Recently saw the movie Li of Pi (excellent, btw), which may be why I had Indian gods on the mind.
Sometimes, during the day, I fall into hypnogogic trance states. I can’t control them. They just happen.
Last week, I fell into one and I saw the following story played out before me. Though I’ve added some details and dialogue in order to clarify the story’s theme, the heart and message of the story remain essentially unchanged, in my opinion.
There once was a king who ruled his kingdom with an iron fist. He was a terrible tyrant. Both the people and the land suffered under his reign.
Living in this land was a little boy, who happened to be friends with the god Krishna.
One day, while the little boy and Krishna were walking together, the boy said, “Krishna, our land is ruled by a terrible king!”
“It is indeed,” said Lord Krishna.
“Can you help us?” said the boy. “You are a god and a mighty warrior. Surely you must be able to do something about this.”
“Yes,” said Krishna. “I will help you. But this is what you must do. You must take up a sword and cut off my head. Once you have done this, put my head in a box and send it to the king as a gift.”
“But Lord Krishna, what good will that do?” said the boy.
“Only do as I command,” said Krishna. “And you will see.”
So the boy took up a sword and cut off Krishna’s head. He then put the head in a box and had the town messenger deliver it to the king, just as Krishna had instructed.
Now one night, the king threw a mighty feast. He was seated at a table, surrounded by his noblemen and women, and they all drank and ate and sang songs and laughed.
During the feast, the town messenger arrived and knelt before the king, saying, “You Highness, I come bearing a gift!”
“A gift from who?” bellowed the king.
“Why, from one of your subjects, your Highness,” said the messenger.
“And what is this gift?” said the king.
“It is the head of the god Krishna.”
The king laughed, half in surprise and half in anger. “The head of a god?! Is this a joke?”
“Not at all, your Highness,” said the messenger.
The king pointed to one of his noblemen. “You! Open that box and look inside.”
The noblemen took the box, opened it, and looked inside. His eyes grew wide.
“Tell me,” said the king. “What do you see?”
“I see the head of Krishna!” said the nobleman.
“Impossible!” said the king.
“On my life,” said the noblemen.
“You!” said the king to one of his noblewomen. “Look in the box.”
The noblewomen looked into the box and gasped.
“Tell me!” said the king. “What do you see?”
“I see the head of Krishna!” said the noblewomen
But the king still didn’t believe it. So he had everyone at the feast look into the box.
“Tell me!” said the king to each one of them. “What do you see?”
And they all responded, “I see the head of Krishna!”
Finally, the king said, “Well, since everyone seems to agree that this is Krishna, it must be so.
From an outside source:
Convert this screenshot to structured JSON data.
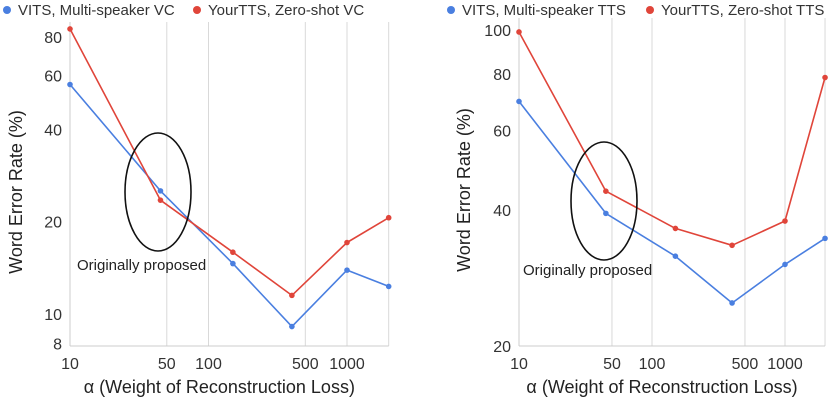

What a great gift! Has there ever been a king who possessed the head of a god? Come, hand me the box so that I may gaze upon my new trophy.”
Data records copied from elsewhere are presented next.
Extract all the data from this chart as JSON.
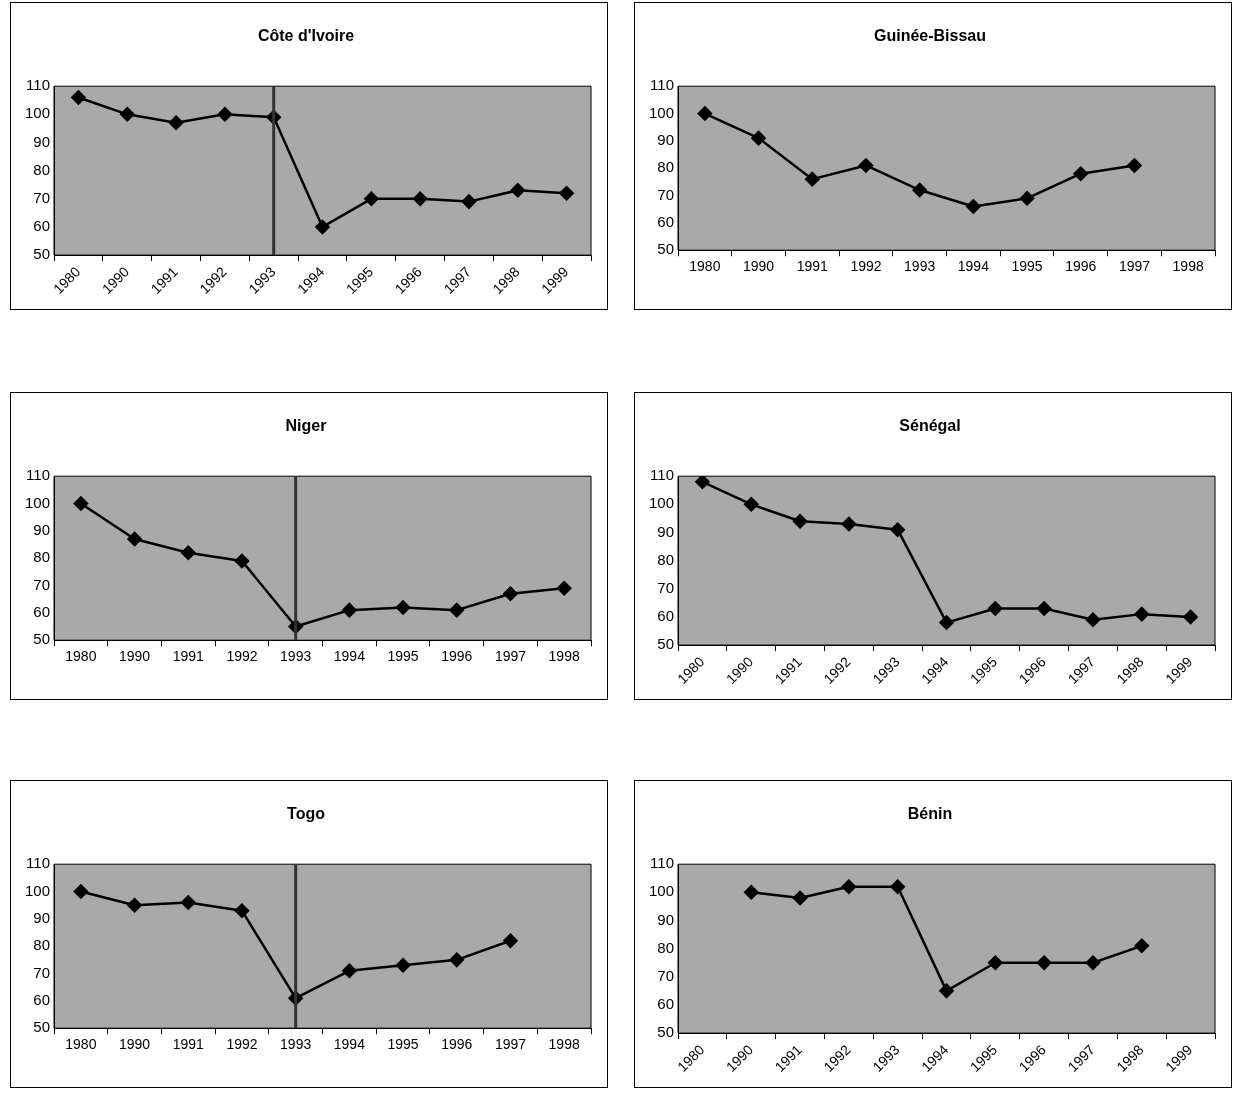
{
  "chart_data": [
    {
      "type": "line",
      "title": "Côte d'Ivoire",
      "categories": [
        "1980",
        "1990",
        "1991",
        "1992",
        "1993",
        "1994",
        "1995",
        "1996",
        "1997",
        "1998",
        "1999"
      ],
      "series": [
        {
          "color": "#000000",
          "values": [
            106,
            100,
            97,
            100,
            99,
            60,
            70,
            70,
            69,
            73,
            72
          ]
        }
      ],
      "ylim": [
        50,
        110
      ],
      "yticks": [
        50,
        60,
        70,
        80,
        90,
        100,
        110
      ],
      "grid": false,
      "legend": false,
      "marker": "diamond",
      "ref_lines": [
        {
          "axis": "x",
          "value": "1993",
          "color": "#333333"
        }
      ]
    },
    {
      "type": "line",
      "title": "Guinée-Bissau",
      "categories": [
        "1980",
        "1990",
        "1991",
        "1992",
        "1993",
        "1994",
        "1995",
        "1996",
        "1997",
        "1998"
      ],
      "series": [
        {
          "color": "#000000",
          "values": [
            100,
            91,
            76,
            81,
            72,
            66,
            69,
            78,
            81,
            null
          ]
        }
      ],
      "ylim": [
        50,
        110
      ],
      "yticks": [
        50,
        60,
        70,
        80,
        90,
        100,
        110
      ],
      "grid": false,
      "legend": false,
      "marker": "diamond"
    },
    {
      "type": "line",
      "title": "Niger",
      "categories": [
        "1980",
        "1990",
        "1991",
        "1992",
        "1993",
        "1994",
        "1995",
        "1996",
        "1997",
        "1998"
      ],
      "series": [
        {
          "color": "#000000",
          "values": [
            100,
            87,
            82,
            79,
            55,
            61,
            62,
            61,
            67,
            69
          ]
        }
      ],
      "ylim": [
        50,
        110
      ],
      "yticks": [
        50,
        60,
        70,
        80,
        90,
        100,
        110
      ],
      "grid": false,
      "legend": false,
      "marker": "diamond",
      "ref_lines": [
        {
          "axis": "x",
          "value": "1993",
          "color": "#333333"
        }
      ]
    },
    {
      "type": "line",
      "title": "Sénégal",
      "categories": [
        "1980",
        "1990",
        "1991",
        "1992",
        "1993",
        "1994",
        "1995",
        "1996",
        "1997",
        "1998",
        "1999"
      ],
      "series": [
        {
          "color": "#000000",
          "values": [
            108,
            100,
            94,
            93,
            91,
            58,
            63,
            63,
            59,
            61,
            60
          ]
        }
      ],
      "ylim": [
        50,
        110
      ],
      "yticks": [
        50,
        60,
        70,
        80,
        90,
        100,
        110
      ],
      "grid": false,
      "legend": false,
      "marker": "diamond"
    },
    {
      "type": "line",
      "title": "Togo",
      "categories": [
        "1980",
        "1990",
        "1991",
        "1992",
        "1993",
        "1994",
        "1995",
        "1996",
        "1997",
        "1998"
      ],
      "series": [
        {
          "color": "#000000",
          "values": [
            100,
            95,
            96,
            93,
            61,
            71,
            73,
            75,
            82,
            null
          ]
        }
      ],
      "ylim": [
        50,
        110
      ],
      "yticks": [
        50,
        60,
        70,
        80,
        90,
        100,
        110
      ],
      "grid": false,
      "legend": false,
      "marker": "diamond",
      "ref_lines": [
        {
          "axis": "x",
          "value": "1993",
          "color": "#333333"
        }
      ]
    },
    {
      "type": "line",
      "title": "Bénin",
      "categories": [
        "1980",
        "1990",
        "1991",
        "1992",
        "1993",
        "1994",
        "1995",
        "1996",
        "1997",
        "1998",
        "1999"
      ],
      "series": [
        {
          "color": "#000000",
          "values": [
            null,
            100,
            98,
            102,
            102,
            65,
            75,
            75,
            75,
            81,
            null
          ]
        }
      ],
      "ylim": [
        50,
        110
      ],
      "yticks": [
        50,
        60,
        70,
        80,
        90,
        100,
        110
      ],
      "grid": false,
      "legend": false,
      "marker": "diamond"
    }
  ]
}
A servant handed the box to the king. When the king looked inside, he turned pale.
The head inside of the box began to speak. “Tell me,” it said. “What do you see?”
“I see my own head,” said the king.
So this story came to me, and I was all like, “Okay, what does this mean? Is it a message about oppression and divine justice? It is an indictment of the inverted totalitarian state that we currently live in?”
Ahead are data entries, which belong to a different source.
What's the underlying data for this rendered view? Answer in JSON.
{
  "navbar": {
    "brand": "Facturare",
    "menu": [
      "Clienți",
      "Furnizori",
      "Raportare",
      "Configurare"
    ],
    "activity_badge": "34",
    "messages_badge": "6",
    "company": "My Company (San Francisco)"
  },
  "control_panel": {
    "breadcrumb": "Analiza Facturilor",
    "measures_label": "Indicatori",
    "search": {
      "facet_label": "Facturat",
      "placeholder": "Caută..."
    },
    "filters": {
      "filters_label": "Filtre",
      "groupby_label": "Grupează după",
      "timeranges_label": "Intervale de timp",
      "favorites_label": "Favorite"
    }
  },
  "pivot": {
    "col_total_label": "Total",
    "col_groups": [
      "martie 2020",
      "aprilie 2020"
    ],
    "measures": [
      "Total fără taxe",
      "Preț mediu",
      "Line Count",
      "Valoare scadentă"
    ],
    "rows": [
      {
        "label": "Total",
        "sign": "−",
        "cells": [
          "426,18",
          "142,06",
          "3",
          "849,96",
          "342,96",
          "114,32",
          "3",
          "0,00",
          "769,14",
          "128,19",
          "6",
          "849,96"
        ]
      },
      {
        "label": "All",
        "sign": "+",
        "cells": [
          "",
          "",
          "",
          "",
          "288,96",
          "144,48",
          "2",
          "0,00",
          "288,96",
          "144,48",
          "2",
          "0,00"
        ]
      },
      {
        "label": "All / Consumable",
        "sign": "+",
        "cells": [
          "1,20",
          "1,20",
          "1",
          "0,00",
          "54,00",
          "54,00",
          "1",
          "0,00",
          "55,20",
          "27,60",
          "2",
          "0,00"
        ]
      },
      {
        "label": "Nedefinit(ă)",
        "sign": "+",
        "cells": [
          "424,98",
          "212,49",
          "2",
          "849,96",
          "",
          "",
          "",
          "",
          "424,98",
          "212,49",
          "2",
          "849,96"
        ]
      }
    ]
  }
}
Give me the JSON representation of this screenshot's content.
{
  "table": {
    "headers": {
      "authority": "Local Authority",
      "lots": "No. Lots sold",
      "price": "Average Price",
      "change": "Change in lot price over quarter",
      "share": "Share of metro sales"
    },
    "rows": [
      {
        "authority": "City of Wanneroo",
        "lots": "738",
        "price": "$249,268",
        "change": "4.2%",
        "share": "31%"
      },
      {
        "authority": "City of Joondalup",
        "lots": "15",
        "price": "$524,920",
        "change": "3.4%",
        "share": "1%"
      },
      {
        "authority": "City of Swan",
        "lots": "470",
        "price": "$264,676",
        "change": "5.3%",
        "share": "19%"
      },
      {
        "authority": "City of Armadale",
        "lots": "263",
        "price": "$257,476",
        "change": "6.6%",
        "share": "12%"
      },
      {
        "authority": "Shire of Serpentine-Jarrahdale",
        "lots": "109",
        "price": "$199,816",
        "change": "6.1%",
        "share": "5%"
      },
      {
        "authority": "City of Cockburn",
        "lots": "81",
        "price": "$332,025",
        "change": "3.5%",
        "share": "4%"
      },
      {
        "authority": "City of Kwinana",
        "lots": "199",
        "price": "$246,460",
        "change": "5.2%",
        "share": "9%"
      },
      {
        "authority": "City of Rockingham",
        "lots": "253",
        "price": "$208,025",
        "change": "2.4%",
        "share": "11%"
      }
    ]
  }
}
You know. Really trying to get to the bottom of it.
Until it occurred to me that maybe, since this story came to me, it might be intended for me.
It might be about my own totalitarian attitudes towards myself and the world I live in. It could be about my refusal to acknowledge the Divine at all times. I think about all the times I’ve tried to shut down my connection to the spirit world (which I feel primarily through my crown chakra).
By closing that connection, I’m basically trying to cut off my own head.
I thought I was doing myself a favour. I thought that by doing this, I’d be taking back control of my life. In reality, I’m guaranteeing more chaos and disorder. And this is not only having an negative impact on my life, but on the lives of all the beings around me – visible and invisible.
No one is an island. We all live in relationship to one another. The things we do, even if we think they’re solely for our benefit, impact everyone and everything else.
And at the core of everything is the Divine.
Gave me a lot to think about as I move into the next phase of my life.